So it is the day after Christmas and yet you still have candy canes. What to do? Well, I suppose you could freeze them or better yet make peppermint Truffles. Truffles are a wonderful holiday gift. These are nut and gluten free. Yea! Besides who doesn’t love chocolate, beside my lovely odd husband? Anyways back to us chocolate lovers.
I started with a recipe from Your Cup of Cake to create the truffle’s soft center. However, I modified it as I always do much to my husband’s dismay and confusion. So here goes, my version.
Put munchkins on candy cane smash duty. They may give you confused looks but they get into it. Trust me.
While they are slamming their beloved candy canes on the table, start mixing the soft delish center as follows.
servings: 20+ time: 1hr 30mins difficulty: easy
A delish holiday treat or gift basket idea.
- 8 oz pkg Cream Cheese
- 2 cups Powdered Sugar
- 2 1/2 cups White Chocolate baking chips
- 1 tsp peppermint extract
- 1/3 cup Crushed Candy Canes
- 2 pkgs (1lb each) Chocolate candy coating or 1 bag Chocolate Chips and 1/2 cup coconut oil
- In a stand mixer, blend cream cheese, powdered sugar and peppermint extract together.
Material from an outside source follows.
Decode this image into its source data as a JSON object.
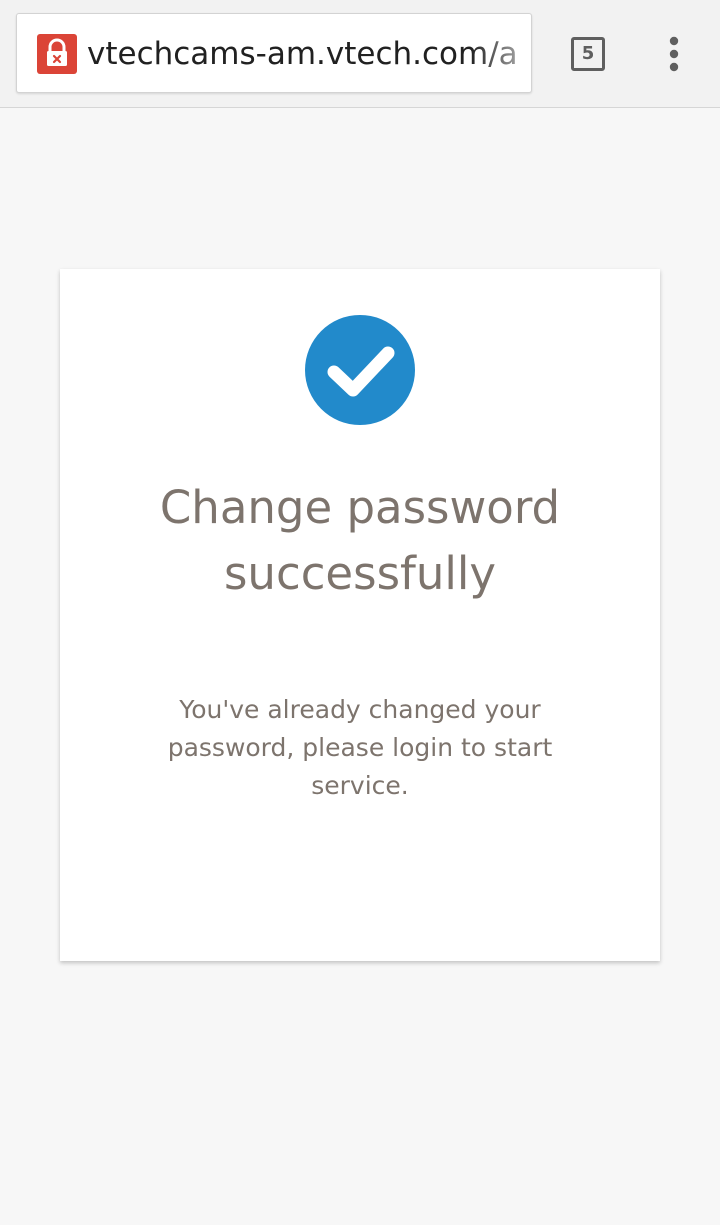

- Melt White Chocolate baking chips as directed on package. Then add the melted chocolate to the cream cheese mixture.
- Refrigerate for 1 hr.
- Heat one chocolate candy coating package.
- Use a small cookie scoop to measure out the cold white peppermint filling. Roll it into a ball with palms.
- Roll the white ball into the milk or dark chocolate using a fork or toothpicks.
- Set aside on wax paper and sprinkle with crushed candy canes before the shell begins to harden.
- Refrigerate the finished product and enjoy in 20 mins.